On Apr 9, 2009, at 11:41 PM, Tony Nelson wrote:

At 22:38 -0400 04/09/2009, Barry Warsaw wrote:
...
So, what I'm really asking is this.  Let's say you agree that there
are use cases for accessing a header value as either the raw encoded
bytes or the decoded unicode.  What should this return:

message['Subject']

The raw bytes or the decoded unicode?

That's an easy one:  Subject: is an unstructured header, so it must be
text, thus Unicode. We're looking at a high-level representation of an
email message, with parsed header fields and a MIME message tree.

I'm liking Glyph's suggestion here. We'll probably have to support the message['Subject'] API for backward compatibility, but in that case it really should be a bytes API.

(or better names... it's late and I'm tired ;).  One of those maps to
message['Subject'] but which is the more obvious choice?

Structured header fields are more of a problem. Any header with addresses should return a list of addresses. I think the default return type should depend on the data type. To get an explicit bytes or string or list of addresses, be explicit; otherwise, for convenience, return the appropriate
type for the particular header field name.

Yes, structured headers are trickier. In a separate message, James Knight makes some excellent points, which I agree with. However the email package obviously cannot support every time of structured header possible. It must support this through extensibility.

The obvious way is through inheritance (i.e. subclasses of Header), but in my experience, using inheritance of the Message class really doesn't work very well. You need to pass around factories to parsing functions and your application tends to have its own hierarchy of subclasses for whatever extra things it needs. ISTM that subclassing is simply not the right pattern to support extensibility in the Message objects or Header objects. Yes, this leads me to think that all the MIME* subclasses are essentially /wrong/.

Having said all that, the email package must support structured headers. Look at the insanity which is the current folding whitespace splitting and the impossibility of the current code to do the right thing for say Subject headers and Received headers, and you begin to see why it must be possible to extend this stuff.

Now, setting headers.  Sometimes you have some unicode thing and
sometimes you have some bytes.  You need to end up with bytes in the
ASCII range and you'd like to leave the header value unencoded if so.
But in both cases, you might have bytes or characters outside that
range, so you need an explicit encoding, defaulting to utf-8 probably.

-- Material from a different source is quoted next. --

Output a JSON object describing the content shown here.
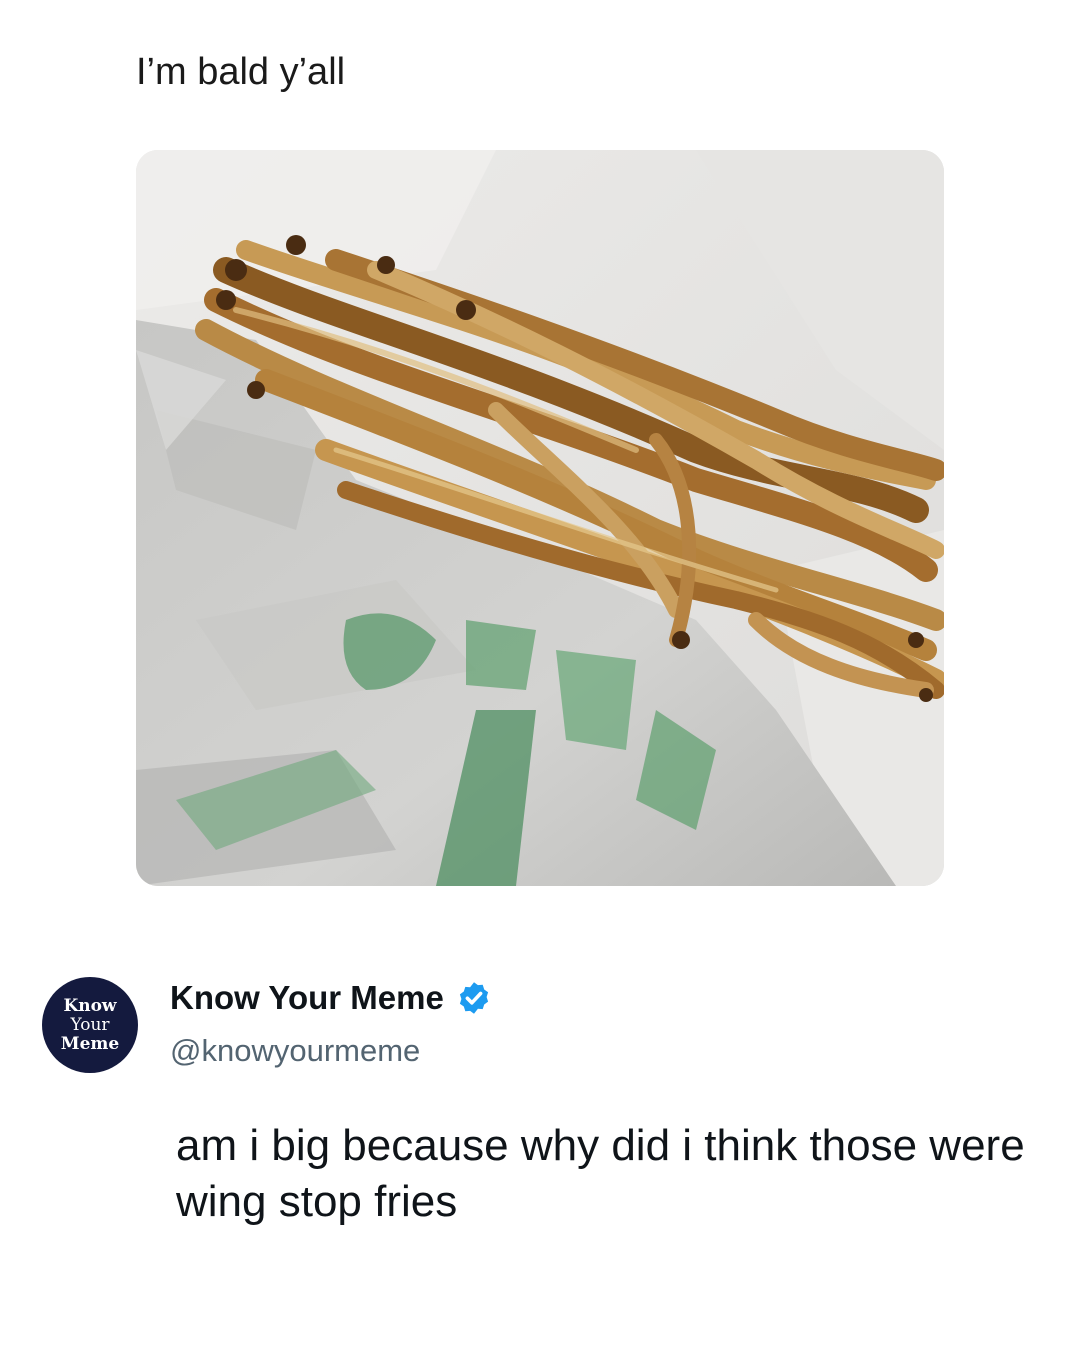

Never for header fields. The default is always RFC 2047, unless it isn't,
say for params.

The Message class should create an object of the appropriate subclass of
Header based on the name (or use the existing object, see other
discussion), and that should inspect its argument and DTRT or complain.

Message.set_header('Subject', 'Some text', encoding='utf-8')
Message.set_header('Subject', b'Some bytes')

One of those maps to

message['Subject'] = ???

The expected data type should depend on the header field. For Subject:, it should be bytes to be parsed or verbatim text. For To:, it should be a
list of addresses or bytes or text to be parsed.

At a higher level, yes.  At the low level, it has to be bytes.

The email package should be pythonic, and not require deep understanding of dozens of RFCs to use properly. Users don't need to know about the raw bytes; that's the whole point of MIME and any email package. It should be easy to set header fields with their natural data types, and doing it with bad data should produce an error. This may require a bit more care in the
message parser, to always produce a parsed message with defects.

I agree that we should have some higher level APIs that make it easy to compose email messages, and probably easy-ish to parse a byte stream into an email message tree. But we can't build those without the lower level raw support. I'm also convinced that this lower level will be the domain of those crazy enough to have the RFCs tattooed to the back of their eyelids.